政府が対象地域を全国としたまま今月31日まで延長することを正式に決めたことについて、東京都の小池知事は4日夜、記者団に、「東京としてはきょうも感染者数が87人で、そういう中では致し方ない。これから終息に向けてまたひと頑張りしなければいけない」と述べました。

そのうえで「皆様方には大変協力をいただいている。『5月6日まで』と思って頑張ってきた方もおられる中で5月いっぱいという話なので、さまざまな工夫をしながらBCP=事業継続計画などの方法を考えながら、皆さんとともに新型コロナウイルスの終息へ向けて進めていきたい」と述べました。

「緊急事態宣言」めぐる経過

新型コロナウイルス対策の特別措置法に基づく緊急事態宣言をめぐる経過です。

新型コロナウイルスの感染拡大に備え、安倍総理大臣は2月27日、政府の対策本部で関係閣僚に対し、緊急事態宣言を可能とする特別措置法の整備に向けた準備を進めるよう指示しました。

一部の野党から私権の制限に懸念も出る中、安倍総理大臣は、法案の早期成立を図るため、3月4日、野党5党の党首らと個別の会談を行い、協力を呼びかけました。

そして3月13日、新型コロナウイルス対策の特別措置法が参議院本会議で可決・成立。

東京都内などで感染者が急増する中、政府は3月26日、特別措置法に基づく「対策本部」を設置しました。

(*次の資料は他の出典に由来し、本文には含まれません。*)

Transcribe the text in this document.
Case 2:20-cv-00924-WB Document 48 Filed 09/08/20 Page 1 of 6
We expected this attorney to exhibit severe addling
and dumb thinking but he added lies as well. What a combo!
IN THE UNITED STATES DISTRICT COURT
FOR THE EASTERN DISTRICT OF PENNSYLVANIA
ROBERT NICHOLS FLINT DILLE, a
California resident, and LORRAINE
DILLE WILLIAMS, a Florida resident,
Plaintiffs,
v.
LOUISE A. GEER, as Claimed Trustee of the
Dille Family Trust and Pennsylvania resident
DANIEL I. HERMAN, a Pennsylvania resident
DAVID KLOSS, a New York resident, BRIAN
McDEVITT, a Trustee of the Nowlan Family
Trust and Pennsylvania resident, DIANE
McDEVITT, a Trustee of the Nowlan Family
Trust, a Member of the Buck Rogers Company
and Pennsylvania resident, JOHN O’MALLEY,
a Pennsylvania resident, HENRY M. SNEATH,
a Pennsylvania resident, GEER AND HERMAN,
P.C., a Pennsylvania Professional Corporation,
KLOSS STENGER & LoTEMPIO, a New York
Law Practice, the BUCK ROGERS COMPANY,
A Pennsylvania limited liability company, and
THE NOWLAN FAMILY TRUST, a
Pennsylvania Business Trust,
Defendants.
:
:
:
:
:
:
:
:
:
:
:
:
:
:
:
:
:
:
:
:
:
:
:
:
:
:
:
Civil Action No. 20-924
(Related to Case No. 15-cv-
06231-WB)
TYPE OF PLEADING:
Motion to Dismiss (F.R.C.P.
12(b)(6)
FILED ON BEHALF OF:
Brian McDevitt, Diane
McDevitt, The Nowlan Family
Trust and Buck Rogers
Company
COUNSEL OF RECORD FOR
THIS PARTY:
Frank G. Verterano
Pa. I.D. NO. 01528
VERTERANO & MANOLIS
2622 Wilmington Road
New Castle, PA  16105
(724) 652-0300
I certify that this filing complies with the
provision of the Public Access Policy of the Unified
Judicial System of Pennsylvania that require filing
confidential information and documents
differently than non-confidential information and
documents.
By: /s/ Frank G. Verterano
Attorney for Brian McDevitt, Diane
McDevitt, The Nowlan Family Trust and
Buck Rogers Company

そして、2日後の3月28日の対策本部で、政府などが取り組む全般的な方針を盛り込んだ「基本的対処方針」を決定し、緊急事態宣言を行うための法律上の手続きが整いました。

緊急事態宣言をめぐって、政府内では、経済への影響を考慮し、慎重に対応すべきだという意見が根強くありましたが、東京都の小池知事や大阪府の吉村知事ら自治体側や日本医師会などの医療関係者からは、宣言を出すよう求める声が強まりました。

4月に入り、東京都内の1日あたりの感染者数が100人を超え、政府内でも緊迫感が高まる中、安倍総理大臣は6日、新型コロナウイルス対策を担当する西村経済再生担当大臣、感染症の専門家などでつくる政府の「諮問委員会」の尾身茂・会長と会談し、状況の報告を受けました。

そして、4月7日に緊急事態宣言を出す考えを明らかにしました。対象地域は東京など7都府県、期間は5月6日までの1か月程度として、対策本部でもこうした方針を表明しました。

4月7日、諮問委員会が、東京都をはじめ7都府県を対象に緊急事態宣言を出すなどとした政府の方針は妥当だとする見解を示したことを踏まえ、安倍総理大臣は、衆参両院の議院運営委員会に出席して政府の方針を説明。夕方の対策本部で、宣言を決定しました。安倍総理大臣は記者会見し、人との接触機会の7割から8割削減を目指すとして、7都府県の住民に対し、外出を自粛するよう呼びかけました。また、政府は、臨時閣議で緊急経済対策を決定しました。

緊急事態宣言の発出を受け、東京都の小池知事が4月10日、休業への協力要請を行う具体的な業態などを公表。都は当初、百貨店やホームセンター、理髪店などにも要請を行う考えでしたが、政府との調整を踏まえ、対象には含めないことになりました。

緊急事態宣言の対象となった7都府県以外でも感染拡大が続き、愛知県などが独自の緊急事態宣言を行う中、安倍総理大臣は4月16日の対策本部で、宣言の対象地域を全国に拡大することを決定。翌日の記者会見で、大型連休に向け、都市部から地方への移動を自粛するよう重ねて呼びかけました。

4月29日の参議院予算委員会で安倍総理大臣は、現状でも新規の感染者数の増加が続いているとした上で、「5月6日に『緊急事態が終わった』と言えるかどうかは、依然、厳しい状況が続いていると思う」と述べ、全面的な解除は難しいという認識を示しました。

そして、5月1日、対象地域を全国としたまま、1か月程度延長する方針を明らかにしました。

安倍総理大臣は、5月3日、西村経済再生担当大臣や加藤厚生労働大臣と会談し、宣言の期間を5月31日まで延長することで政府の諮問委員会に諮る方針を決めました。また、延長にあたって、特に重点的な取り組みを進める「特定警戒都道府県」に新たな県は追加しない方針も固めました。